Spinraza for spinal muscular atrophy (2016)
Biogen and Ionis Pharmaceuticals won FDA approval for nusinersen (Spinraza), an antisense oligonucleotide delivered via intrathecal injection to treat spinal muscular atrophy (SMA), a genetic disease that destroys motor neurons in infants and children. In the pivotal ENDEAR trial, 51 percent of treated infants achieved motor milestones versus zero percent in the control group, with a 47 percent reduction in the risk of death or permanent ventilation.
Spinraza became the first approved treatment for SMA and demonstrated that antisense oligonucleotides delivered to the central nervous system could modify a genetic disease. It generated over $2 billion in annual revenue at peak.

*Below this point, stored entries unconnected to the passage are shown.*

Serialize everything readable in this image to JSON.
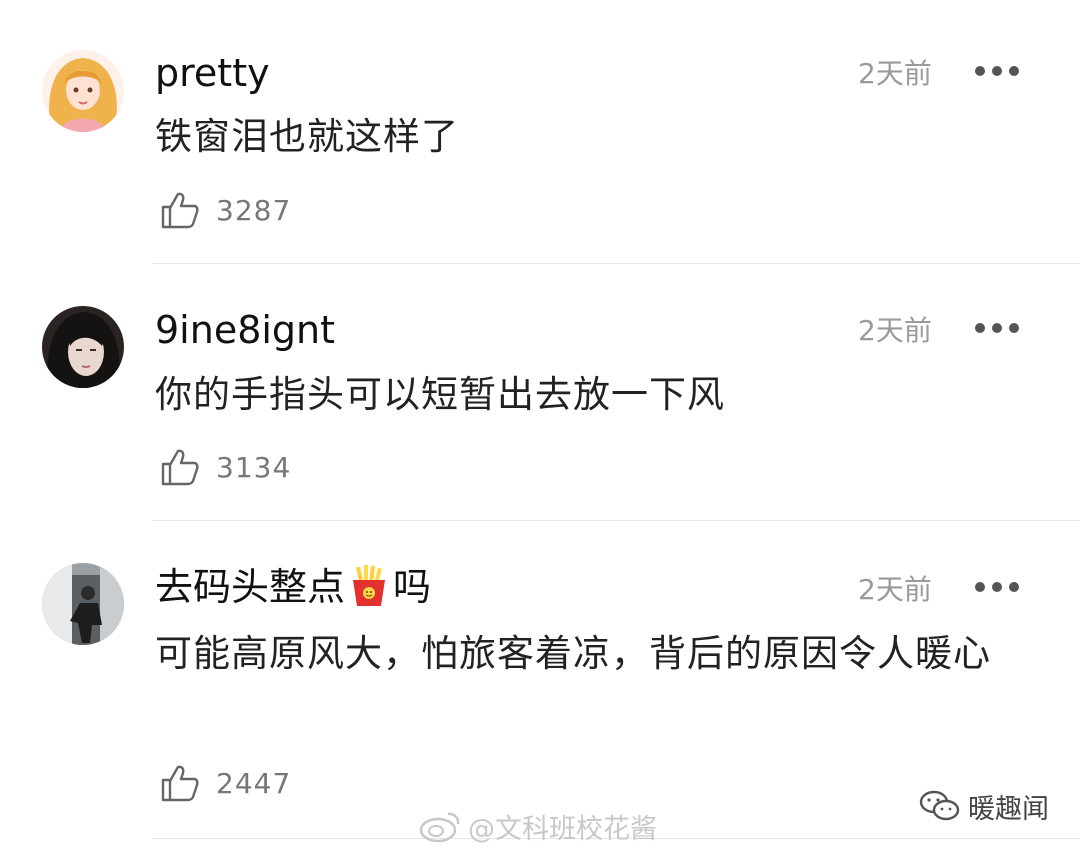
{
  "comments": [
    {
      "username": "pretty",
      "time": "2天前",
      "content": "铁窗泪也就这样了",
      "likes": "3287"
    },
    {
      "username": "9ine8ignt",
      "time": "2天前",
      "content": "你的手指头可以短暂出去放一下风",
      "likes": "3134"
    },
    {
      "username_prefix": "去码头整点",
      "username_suffix": "吗",
      "time": "2天前",
      "content": "可能高原风大，怕旅客着凉，背后的原因令人暖心",
      "likes": "2447"
    }
  ],
  "watermark": "@文科班校花酱",
  "brand": "暖趣闻",
  "icons": {
    "like": "thumbs-up-icon",
    "more": "more-dots-icon",
    "emoji": "french-fries-icon",
    "weibo": "weibo-icon",
    "wechat": "wechat-icon"
  }
}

Spinraza validated the entire class of intrathecally delivered antisense oligonucleotides for neurological genetic diseases and proved that boosting protein production from a related gene could compensate for a defective one—the same principle underlying zorevunersen.
Zorevunersen uses the same drug class (antisense oligonucleotide), the same delivery method (intrathecal injection), and involves the same commercial partner (Biogen) as Spinraza. Adrian Krainer, Stoke's co-founder, contributed to the RNA splicing research that enabled Spinraza. The Dravet program is essentially applying lessons from the SMA success to a different genetic disease.